Rights of Busybodies
In one of the Convention on Modern Liberty videos, Tony Benn said something that, for me, really captured an essential part of liberty: "People said, 'Who gave him the right to do that to me?'"
I think an essential part of why so many people have such a dislike for these kinds of authoritarian schemes is that it comes down to an essential inequality of rights. For example, what right does the busybody have to decide what's in the best interests of the child that the parents themselves don't have? Who has the right to give those busybodies such rights, and, in doing so, to deny the parents themselves those same rights? If the parents themselves don't have those rights, who else does?
As I understand it, an essential concept - if not the central, fundamental concept - in liberal democracy (or democratic liberalism, or whatever you want to call it,) is the idea that as each individual will naturally, and rightly, object to this kind of authoritarian hypocrisy, the majority of individuals will therefore democratically oppose authoritarianism in favour of true liberty.
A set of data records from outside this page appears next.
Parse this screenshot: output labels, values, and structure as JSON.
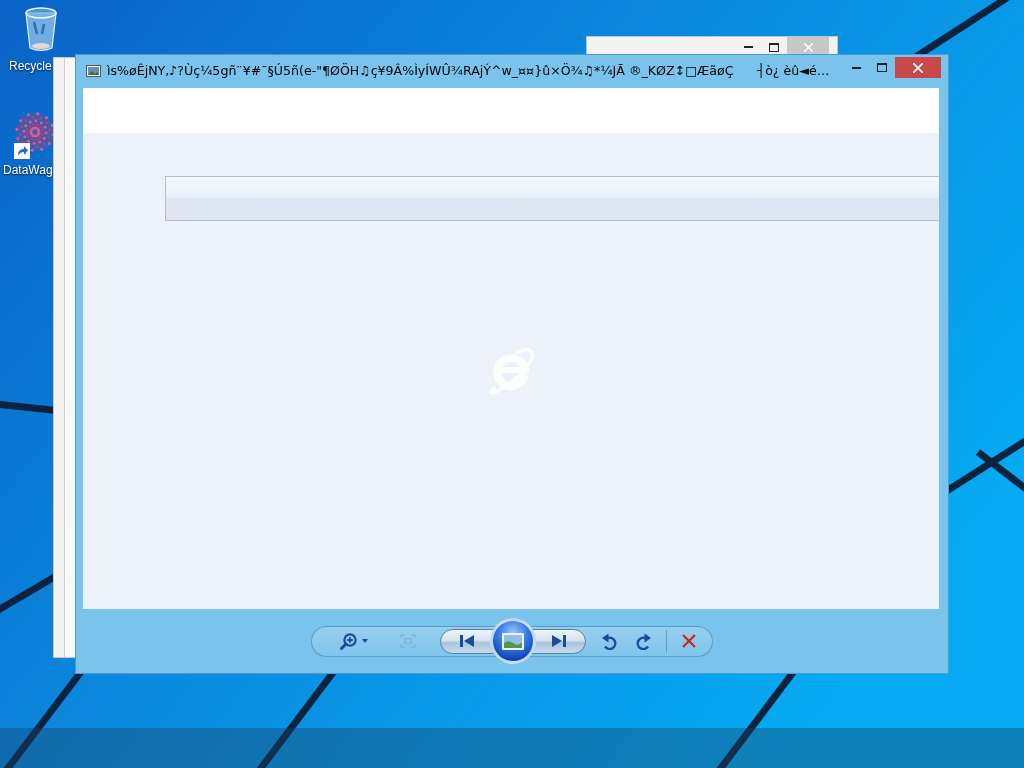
{
  "desktop": {
    "icons": [
      {
        "label": "Recycle",
        "shortcut": false
      },
      {
        "label": "DataWag",
        "shortcut": true
      }
    ]
  },
  "window": {
    "title": "ìs%øÊjNY,♪?Ùç¼5gñ¨¥#¯§Ú5ñ(e-\"¶ØÖH♫ç¥9Â%ÌyÍWÛ¾RAjÝ^w_¤¤}û×Ö¾♫*¼JĀ ®_KØZ↕□ÆãøÇ      ┤ò¿ èû◄é…"
  },
  "toolbar": {
    "buttons": [
      {
        "kind": "zoom",
        "disabled": false
      },
      {
        "kind": "fit",
        "disabled": true
      },
      {
        "kind": "previous",
        "disabled": false
      },
      {
        "kind": "slideshow",
        "disabled": false
      },
      {
        "kind": "next",
        "disabled": false
      },
      {
        "kind": "rotate-left",
        "disabled": false
      },
      {
        "kind": "rotate-right",
        "disabled": false
      },
      {
        "kind": "delete",
        "disabled": false
      }
    ]
  }
}
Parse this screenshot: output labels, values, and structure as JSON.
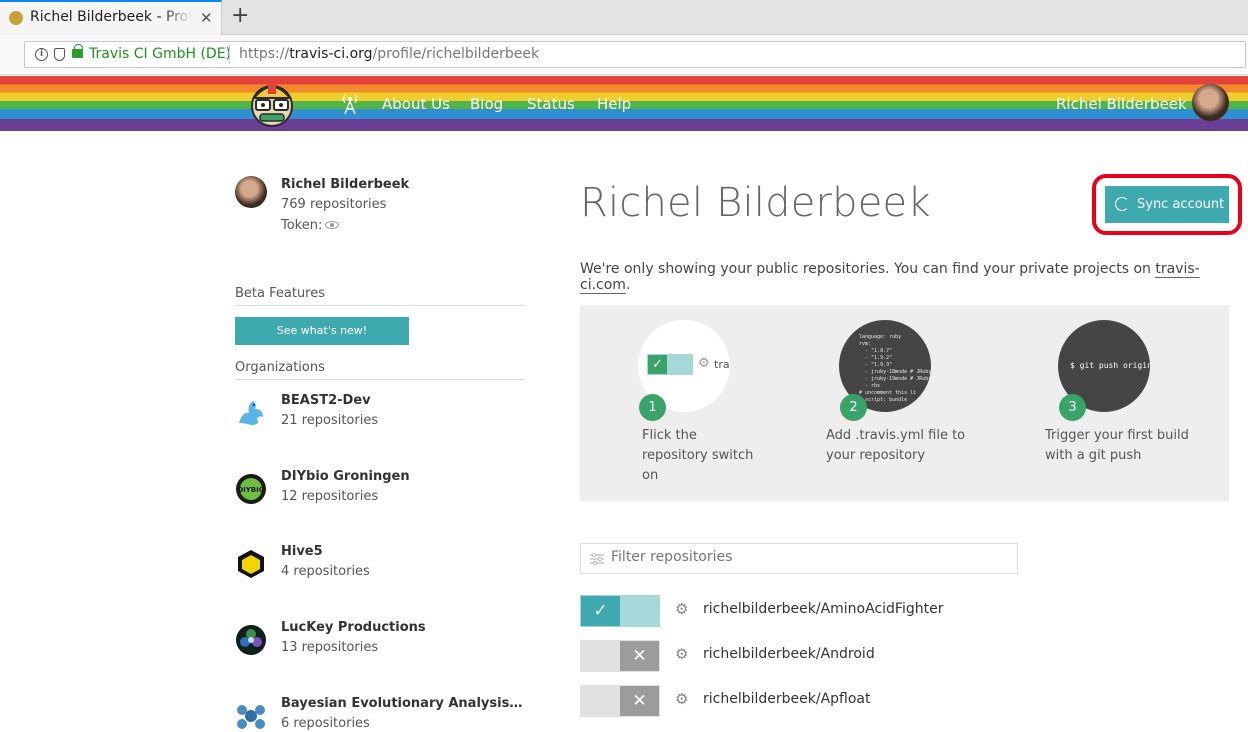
{
  "browser": {
    "tab_title": "Richel Bilderbeek - Profile",
    "tab_close": "✕",
    "new_tab": "+",
    "url_org": "Travis CI GmbH (DE)",
    "url_prefix": "https://",
    "url_domain": "travis-ci.org",
    "url_path": "/profile/richelbilderbeek"
  },
  "header": {
    "nav": [
      "About Us",
      "Blog",
      "Status",
      "Help"
    ],
    "user_name": "Richel Bilderbeek"
  },
  "sidebar": {
    "name": "Richel Bilderbeek",
    "repos": "769 repositories",
    "token_label": "Token:",
    "beta_title": "Beta Features",
    "beta_button": "See what's new!",
    "orgs_title": "Organizations",
    "orgs": [
      {
        "name": "BEAST2-Dev",
        "repos": "21 repositories"
      },
      {
        "name": "DIYbio Groningen",
        "repos": "12 repositories"
      },
      {
        "name": "Hive5",
        "repos": "4 repositories"
      },
      {
        "name": "LucKey Productions",
        "repos": "13 repositories"
      },
      {
        "name": "Bayesian Evolutionary Analysis Samp…",
        "repos": "6 repositories"
      }
    ]
  },
  "main": {
    "title": "Richel Bilderbeek",
    "sync_button": "Sync account",
    "notice_text": "We're only showing your public repositories. You can find your private projects on ",
    "notice_link": "travis-ci.com",
    "notice_end": ".",
    "steps": [
      {
        "num": "1",
        "text": [
          "Flick the",
          "repository switch",
          "on"
        ],
        "visual": "tra"
      },
      {
        "num": "2",
        "text": [
          "Add .travis.yml file to",
          "your repository"
        ],
        "code": "language: ruby\nrvm:\n  - \"1.8.7\"\n  - \"1.9.2\"\n  - \"1.9.3\"\n  - jruby-18mode # JRuby\n  - jruby-19mode # JRuby\n  - rbx\n# uncomment this li\n# script: bundle"
      },
      {
        "num": "3",
        "text": [
          "Trigger your first build",
          "with a git push"
        ],
        "code": "$ git push origin"
      }
    ],
    "filter_placeholder": "Filter repositories",
    "repos": [
      {
        "name": "richelbilderbeek/AminoAcidFighter",
        "active": true
      },
      {
        "name": "richelbilderbeek/Android",
        "active": false
      },
      {
        "name": "richelbilderbeek/Apfloat",
        "active": false
      }
    ]
  },
  "icons": {
    "gear": "⚙",
    "check": "✓",
    "cross": "✕"
  },
  "colors": {
    "accent": "#3eaaaf",
    "step_green": "#3aa368",
    "highlight": "#e8001c"
  }
}
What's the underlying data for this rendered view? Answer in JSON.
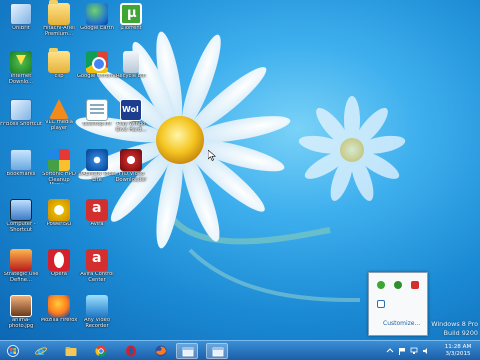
{
  "desktop": {
    "icons": [
      {
        "label": "UniBrit",
        "icon": "app-icon",
        "glyph": "g-app"
      },
      {
        "label": "Hitachi-Ariel Premium...",
        "icon": "folder-icon",
        "glyph": "g-folder"
      },
      {
        "label": "Google Earth",
        "icon": "google-earth-icon",
        "glyph": "g-earth"
      },
      {
        "label": "µTorrent",
        "icon": "utorrent-icon",
        "glyph": "g-utorrent"
      },
      {
        "label": "Internet Downlo...",
        "icon": "idm-icon",
        "glyph": "g-idm"
      },
      {
        "label": "clip",
        "icon": "folder-icon",
        "glyph": "g-folder"
      },
      {
        "label": "Google Chrome",
        "icon": "chrome-icon",
        "glyph": "g-chrome"
      },
      {
        "label": "Recycle Bin",
        "icon": "recycle-bin-icon",
        "glyph": "g-recycle"
      },
      {
        "label": "FFBoss Shortcut",
        "icon": "app-icon",
        "glyph": "g-app"
      },
      {
        "label": "VLC media player",
        "icon": "vlc-icon",
        "glyph": "g-vlc"
      },
      {
        "label": "desktop.ini",
        "icon": "document-icon",
        "glyph": "g-doc"
      },
      {
        "label": "Play Wingo Give Hard...",
        "icon": "wol-icon",
        "glyph": "g-wol"
      },
      {
        "label": "Bookmarks",
        "icon": "bookmark-icon",
        "glyph": "g-bookmark"
      },
      {
        "label": "Softonic HPD Cleanup Manu...",
        "icon": "picasa-icon",
        "glyph": "g-picasa"
      },
      {
        "label": "DAEMON Tools Lite",
        "icon": "daemon-tools-icon",
        "glyph": "g-daemon"
      },
      {
        "label": "YTD Video Downloader",
        "icon": "ytd-icon",
        "glyph": "g-ytd"
      },
      {
        "label": "Computer - Shortcut",
        "icon": "computer-icon",
        "glyph": "g-computer"
      },
      {
        "label": "PowerISO",
        "icon": "poweriso-icon",
        "glyph": "g-power"
      },
      {
        "label": "Avira",
        "icon": "avira-icon",
        "glyph": "g-avira"
      },
      {
        "label": "",
        "icon": "blank-icon",
        "glyph": ""
      },
      {
        "label": "Strategic Use Define...",
        "icon": "app-icon",
        "glyph": "g-stick"
      },
      {
        "label": "Opera",
        "icon": "opera-icon",
        "glyph": "g-opera"
      },
      {
        "label": "Avira Control Center",
        "icon": "avira-icon",
        "glyph": "g-avira"
      },
      {
        "label": "",
        "icon": "blank-icon",
        "glyph": ""
      },
      {
        "label": "anima-photo.jpg",
        "icon": "photo-icon",
        "glyph": "g-photo"
      },
      {
        "label": "Mozilla Firefox",
        "icon": "firefox-icon",
        "glyph": "g-firefox"
      },
      {
        "label": "Any Video Recorder",
        "icon": "any-video-icon",
        "glyph": "g-anyvideo"
      }
    ]
  },
  "tray_popup": {
    "customize_label": "Customize..."
  },
  "watermark": {
    "line1": "Windows 8 Pro",
    "line2": "Build 9200"
  },
  "taskbar": {
    "clock_time": "11:28 AM",
    "clock_date": "3/3/2015",
    "buttons": [
      {
        "name": "start",
        "icon": "windows-icon"
      },
      {
        "name": "internet-explorer",
        "icon": "ie-icon"
      },
      {
        "name": "file-explorer",
        "icon": "folder-icon"
      },
      {
        "name": "chrome",
        "icon": "chrome-icon"
      },
      {
        "name": "opera",
        "icon": "opera-icon"
      },
      {
        "name": "firefox",
        "icon": "firefox-icon"
      },
      {
        "name": "app1",
        "icon": "window-icon"
      },
      {
        "name": "app2",
        "icon": "window-icon"
      }
    ]
  },
  "colors": {
    "accent": "#1b5fa8",
    "wallpaper": "#1e8fd6"
  }
}
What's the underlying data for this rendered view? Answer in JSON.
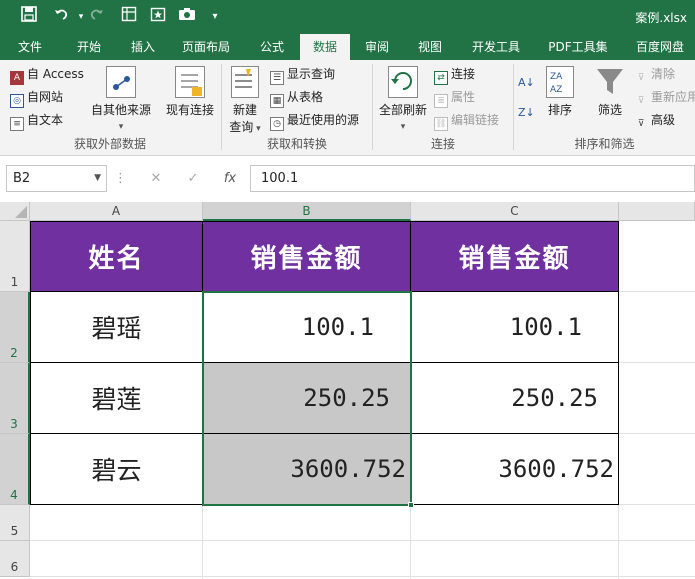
{
  "title_bar": {
    "qat": {
      "save_icon": "save-icon",
      "undo_icon": "undo-icon",
      "redo_icon": "redo-icon",
      "customize_icon": "chevron-down-icon"
    },
    "filename": "案例.xlsx"
  },
  "tabs": [
    "文件",
    "开始",
    "插入",
    "页面布局",
    "公式",
    "数据",
    "审阅",
    "视图",
    "开发工具",
    "PDF工具集",
    "百度网盘"
  ],
  "active_tab": "数据",
  "ribbon": {
    "get_external": {
      "access": "自 Access",
      "web": "自网站",
      "text": "自文本",
      "other_sources": "自其他来源",
      "existing": "现有连接",
      "label": "获取外部数据"
    },
    "get_transform": {
      "new_query_line1": "新建",
      "new_query_line2": "查询",
      "show_queries": "显示查询",
      "from_table": "从表格",
      "recent_sources": "最近使用的源",
      "label": "获取和转换"
    },
    "connections": {
      "refresh_all": "全部刷新",
      "connections": "连接",
      "properties": "属性",
      "edit_links": "编辑链接",
      "label": "连接"
    },
    "sort_filter": {
      "sort": "排序",
      "filter": "筛选",
      "clear": "清除",
      "reapply": "重新应用",
      "advanced": "高级",
      "label": "排序和筛选"
    }
  },
  "formula_bar": {
    "name_box": "B2",
    "cancel": "✕",
    "enter": "✓",
    "fx": "fx",
    "value": "100.1"
  },
  "columns": [
    "A",
    "B",
    "C"
  ],
  "rows": [
    "1",
    "2",
    "3",
    "4",
    "5",
    "6"
  ],
  "table": {
    "headers": [
      "姓名",
      "销售金额",
      "销售金额"
    ],
    "rows": [
      [
        "碧瑶",
        "100.1",
        "100.1"
      ],
      [
        "碧莲",
        "250.25",
        "250.25"
      ],
      [
        "碧云",
        "3600.752",
        "3600.752"
      ]
    ]
  },
  "colors": {
    "excel_green": "#217346",
    "header_purple": "#7030a0",
    "selection_fill": "#c8c8c8"
  }
}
When we're talking about this Vetting and Barring Scam/Sham/Scandal, we're talking about bureaucrats (or whatever they want to call them) exercising rights to decide that others are therefore denied. Who gives them the right to decide who is and is not fit to work with children and vulnerable adults? Supposedly, we, the people, do, through parliament - so it goes back to the sham of "democracy" that the government relies on for its claimed democratic legitimacy. (I still remember, in the early years of this New Labour government, Labour ministers claiming to be doing the "will of the people" as a justification for ramming their legislation through parliament.)
What people need to realise, as Apocalypse Later pointed out, is that when people call for other people to be subjected to vetting, it's not just other people who will be subjected to it, but the people calling for it as well. Apocalypse Later said, "There are no other people, just us." Putting it another way, we're all other people. There's no "them and us": we're all "them"; "they" are us.
What people need to realise is that when they call for what amounts to the abolition of the rights of innocent people to be treated as innocent - that's what the presumption of innocence essentially is - it's their own rights to be treated as innocent that they're calling to have abolished. It should be no surprise when, as Apocalypse Later explained, they find that they themselves are being treated with suspicion, prejudged "just to be on the safe side", and so on.
We need to cultivate a culture, in our society, of stopping and thinking of ourselves as being the targets of what we're calling for. When we want people to be presumed guilty, "just to err on the side of caution, for the sake of the children," we need to stop and think about how we ourselves will find it when we're being presumed guilty.
(This is also a tremendous opportunity for the Lib Dems to evangelise, to spread the Lib Dem message of liberal democracy. I hope they don't waste it!)
So, when and where are the public protests to begin?